A Shift in Paradigms and Formality: The Way Forward
Conversely, Suga has been making rounds to several Southeast Asian nations, like Vietnam and Indonesia, to show support for the region and to give suitable alternatives in the absence of U.S. support during the rise of China’s influence. No country in Southeast Asia desires to choose sides between the U.S. and China, but all have key interests in allowing more room to create closer economic ties with Japan and the U.S. With Suga taking the time to visit these countries, he is solidifying Japanese commitment to the region—and Biden should follow suit.
Therefore, as both countries enter into a time of transition, one question remains ever-present: should Biden maintain close ties to Japan? The U.S. and Japan have vital national interests in maintaining closer relations in the coming years and, even with a transitioning government, their shared values and common interests remain the same. As China continues to play outside the rules of the international system to secure their seat as a regional hegemon, global tensions will continue to mount. International issues that have been neglected by the Trump administration will also grow in scope and scale. Thus, we expect the Biden administration to revitalize multilateral foreign policy by working with allies like Japan.
By working with such allies, the U.S. can take actions against perceived threats, like China. Both countries will need to counterbalance against the power vacuum created by Trump, and Biden will need to prioritize allied relationships in order to strengthen their credibility to compete with China. Biden will be tasked with showing U.S. allies that the country is committed to the region, just as Japan has. Pulling smaller nations out of the Chinese sphere of influence, with the help of Japan, will be critical in the coming years of the Biden Administration. While one cannot expect another “bromance” to blossom like it did between Abe and Trump, the international community can assume that Biden and Suga will work closely together to secure the future of U.S.-Japan relations.

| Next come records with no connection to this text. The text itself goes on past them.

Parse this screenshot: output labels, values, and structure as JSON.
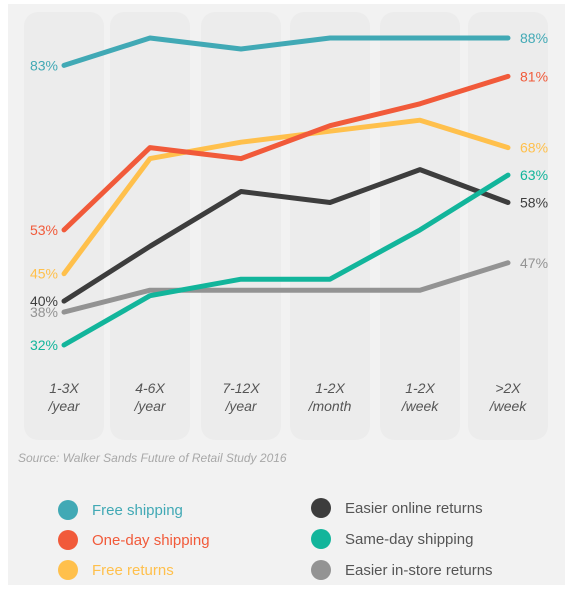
{
  "chart_data": {
    "type": "line",
    "categories": [
      "1-3X\n/year",
      "4-6X\n/year",
      "7-12X\n/year",
      "1-2X\n/month",
      "1-2X\n/week",
      ">2X\n/week"
    ],
    "ylim": [
      25,
      95
    ],
    "grid": false,
    "legend_position": "bottom",
    "source": "Source: Walker Sands Future of Retail Study 2016",
    "series": [
      {
        "name": "Free shipping",
        "color": "#41a9b5",
        "values": [
          83,
          88,
          86,
          88,
          88,
          88
        ],
        "start_label": "83%",
        "end_label": "88%"
      },
      {
        "name": "One-day shipping",
        "color": "#f15a3a",
        "values": [
          53,
          68,
          66,
          72,
          76,
          81
        ],
        "start_label": "53%",
        "end_label": "81%"
      },
      {
        "name": "Free returns",
        "color": "#ffc04c",
        "values": [
          45,
          66,
          69,
          71,
          73,
          68
        ],
        "start_label": "45%",
        "end_label": "68%"
      },
      {
        "name": "Easier online returns",
        "color": "#3d3d3d",
        "values": [
          40,
          50,
          60,
          58,
          64,
          58
        ],
        "start_label": "40%",
        "end_label": "58%"
      },
      {
        "name": "Same-day shipping",
        "color": "#12b59b",
        "values": [
          32,
          41,
          44,
          44,
          53,
          63
        ],
        "start_label": "32%",
        "end_label": "63%"
      },
      {
        "name": "Easier in-store returns",
        "color": "#939393",
        "values": [
          38,
          42,
          42,
          42,
          42,
          47
        ],
        "start_label": "38%",
        "end_label": "47%"
      }
    ]
  },
  "legend": [
    {
      "label": "Free shipping",
      "color": "#41a9b5"
    },
    {
      "label": "One-day shipping",
      "color": "#f15a3a"
    },
    {
      "label": "Free returns",
      "color": "#ffc04c"
    },
    {
      "label": "Easier online returns",
      "color": "#3d3d3d"
    },
    {
      "label": "Same-day shipping",
      "color": "#12b59b"
    },
    {
      "label": "Easier in-store returns",
      "color": "#939393"
    }
  ]
}
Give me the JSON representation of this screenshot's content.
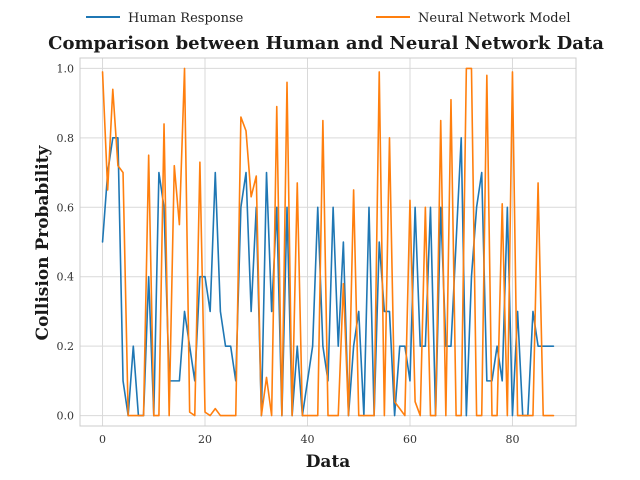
{
  "chart_data": {
    "type": "line",
    "title": "Comparison between Human and Neural Network Data",
    "xlabel": "Data",
    "ylabel": "Collision Probability",
    "xlim": [
      -4.4,
      92.4
    ],
    "ylim": [
      -0.03,
      1.03
    ],
    "xticks": [
      0,
      20,
      40,
      60,
      80
    ],
    "yticks": [
      0.0,
      0.2,
      0.4,
      0.6,
      0.8,
      1.0
    ],
    "xtick_labels": [
      "0",
      "20",
      "40",
      "60",
      "80"
    ],
    "ytick_labels": [
      "0.0",
      "0.2",
      "0.4",
      "0.6",
      "0.8",
      "1.0"
    ],
    "grid": true,
    "legend_position": "top",
    "series": [
      {
        "name": "Human Response",
        "color": "#1f77b4",
        "values": [
          0.5,
          0.7,
          0.8,
          0.8,
          0.1,
          0.0,
          0.2,
          0.0,
          0.0,
          0.4,
          0.0,
          0.7,
          0.6,
          0.1,
          0.1,
          0.1,
          0.3,
          0.2,
          0.1,
          0.4,
          0.4,
          0.3,
          0.7,
          0.3,
          0.2,
          0.2,
          0.1,
          0.6,
          0.7,
          0.3,
          0.6,
          0.0,
          0.7,
          0.3,
          0.6,
          0.0,
          0.6,
          0.0,
          0.2,
          0.0,
          0.1,
          0.2,
          0.6,
          0.2,
          0.1,
          0.6,
          0.2,
          0.5,
          0.0,
          0.2,
          0.3,
          0.0,
          0.6,
          0.0,
          0.5,
          0.3,
          0.3,
          0.0,
          0.2,
          0.2,
          0.1,
          0.6,
          0.2,
          0.2,
          0.6,
          0.0,
          0.6,
          0.2,
          0.2,
          0.5,
          0.8,
          0.0,
          0.4,
          0.6,
          0.7,
          0.1,
          0.1,
          0.2,
          0.1,
          0.6,
          0.0,
          0.3,
          0.0,
          0.0,
          0.3,
          0.2,
          0.2,
          0.2,
          0.2
        ]
      },
      {
        "name": "Neural Network Model",
        "color": "#ff7f0e",
        "values": [
          0.99,
          0.65,
          0.94,
          0.72,
          0.7,
          0.0,
          0.0,
          0.0,
          0.0,
          0.75,
          0.0,
          0.0,
          0.84,
          0.0,
          0.72,
          0.55,
          1.0,
          0.01,
          0.0,
          0.73,
          0.01,
          0.0,
          0.02,
          0.0,
          0.0,
          0.0,
          0.0,
          0.86,
          0.82,
          0.63,
          0.69,
          0.0,
          0.11,
          0.0,
          0.89,
          0.0,
          0.96,
          0.0,
          0.67,
          0.0,
          0.0,
          0.0,
          0.0,
          0.85,
          0.0,
          0.0,
          0.0,
          0.38,
          0.0,
          0.65,
          0.0,
          0.0,
          0.0,
          0.0,
          0.99,
          0.0,
          0.8,
          0.04,
          0.02,
          0.0,
          0.62,
          0.04,
          0.0,
          0.6,
          0.0,
          0.0,
          0.85,
          0.0,
          0.91,
          0.0,
          0.0,
          1.0,
          1.0,
          0.0,
          0.0,
          0.98,
          0.0,
          0.0,
          0.61,
          0.0,
          0.99,
          0.0,
          0.0,
          0.0,
          0.0,
          0.67,
          0.0,
          0.0,
          0.0
        ]
      }
    ]
  }
}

Kassi Bourne is a second-year M.A. candidate at the School of Diplomacy and International Relations who specializes in Asia Studies, Global Negotiation and Conflict Management. Kassi works as an Associate Editor for the Journal of Diplomacy and International Relations and is a teaching assistant for Dr. Zheng Wang in his undergraduate course on Cross-Cultural Negotiation. Originally hailing from Texas and Kentucky, she moved to New Jersey to pursue her masters degree after spending several years teaching in Japan and attending Gifu University. Kassi is proficient in Japanese, and received her bachelors degree from Northern Kentucky University in 2016. She is also a member of the Sigma Iota Rho honors society. Kassi is an aspiring Asian policy specialist who wishes to venture into public diplomacy following graduation.